The following originally appeared May 16, 2000, in the Tribune:
1956: Today I picked up rocks, square nails, an 1866 nickel and a rusty grubbing hoe as I dug through ashes remaining after we burned the old log cabin that stood in our yard. It was built facing an unnamed wagon path, which led from Cedar Creek to the early surveyors' "range line." That old road was later replaced by a new, partly graveled road that went behind the cabin. Then the back porch became the front. The backyard became the front yard. The garden, cistern and slave cabin also were in the front.
Slaves here? Yes. The abstract includes this: Item 3d: "I will and bequeath to my daughter Palina, owing to her being a cripple, a Negro girl Minta about age 8 years as a special legacy to be under the management and control of her mother until the said Palina should marry or become of age; furthermore I wish my said daughter to have an equal share of my property ... in addition to the Negro girl Minta, above named." We think our garden is on the site of the slave cabin.

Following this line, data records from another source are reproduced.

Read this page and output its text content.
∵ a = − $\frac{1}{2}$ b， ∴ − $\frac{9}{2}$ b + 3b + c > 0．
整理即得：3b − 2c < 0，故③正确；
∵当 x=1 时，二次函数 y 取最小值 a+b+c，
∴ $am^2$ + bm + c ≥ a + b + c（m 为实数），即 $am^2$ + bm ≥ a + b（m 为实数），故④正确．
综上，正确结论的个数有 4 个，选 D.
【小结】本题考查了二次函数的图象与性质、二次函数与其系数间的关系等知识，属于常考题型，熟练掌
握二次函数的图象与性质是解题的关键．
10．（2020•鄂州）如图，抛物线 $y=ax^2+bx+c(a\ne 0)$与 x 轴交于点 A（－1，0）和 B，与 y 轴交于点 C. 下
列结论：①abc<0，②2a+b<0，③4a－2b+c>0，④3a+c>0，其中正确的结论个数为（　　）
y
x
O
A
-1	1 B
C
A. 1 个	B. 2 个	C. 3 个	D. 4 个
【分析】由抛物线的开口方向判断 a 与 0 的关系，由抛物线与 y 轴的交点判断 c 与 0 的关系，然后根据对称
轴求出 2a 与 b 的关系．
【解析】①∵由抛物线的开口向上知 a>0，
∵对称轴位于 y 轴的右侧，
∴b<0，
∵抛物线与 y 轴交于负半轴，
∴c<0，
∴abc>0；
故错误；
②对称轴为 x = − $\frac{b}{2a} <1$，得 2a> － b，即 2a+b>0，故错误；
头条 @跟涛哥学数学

Digging in the ashes, my pickax chipped a piece of pink granite off some big rock below ground level. I couldn't budge that rock and was curious because pink granite is not indigenous to this area.
Chub dug and soon determined that the huge stone was a half-circle, flat on top and was very thick -- a foundation stone for this early 19th century log home. Chub finally brought it out, a perfect half-circle 26 inches across and 10 inches thick!
As I scrubbed off the mud, he shouted, "Hey, this is part of a grindstone for a grist mill!" It was obvious that someone had carefully chiseled a circular grindstone and transported it to Missouri. Years of milling wore the grinding surfaces until it was discarded and cut in half to make a corner stone for the cabin!
Where was the mill? Where is the matching half? Questions came rapidly: Where was this stone quarried? How did it get to Boone County? Who chiseled it into shape? It must date back into early 19th century to have been worn out before our old cabin was built.
Where was the enterprise that crushed wheat, corn and oats into flour and meal? How was it powered? Is the other half of this grinding burr here, too?
Yes, we unearthed the other half that day.
We also found two more pink granite stones -- the top burr. They were the same diameter, but only 7 inches thick. The grooves, notches and hub spaces were there, matching the larger stone. Together they crushed dry grain as it came down from a hopper above. The top burr rotated against the stationary one, crushing the grain. Then the husks and the flour were separated -- husks for farm animals and fine flour for the pioneer kitchen. How long did it take to wear out the grooves on those mill stones? We have few answers.
As I write this in 1956, I'm sitting in the shade of the mulberry tree from which you Robnetts, Crewses and Baumgartners made mulberry pies and jam. I love the whippoorwills you loved. I feel close to you who cut trees from these woods and placed worn grindstones under the corners of your log home. I find broken china pieces in the garden and remember Minta, who was willed to crippled Palina.
I respect you hard-working people who wore out this soil because it was the only way you knew. My generation is trying to improve it for other generations to come. Memories and grindstones are treasures from the past.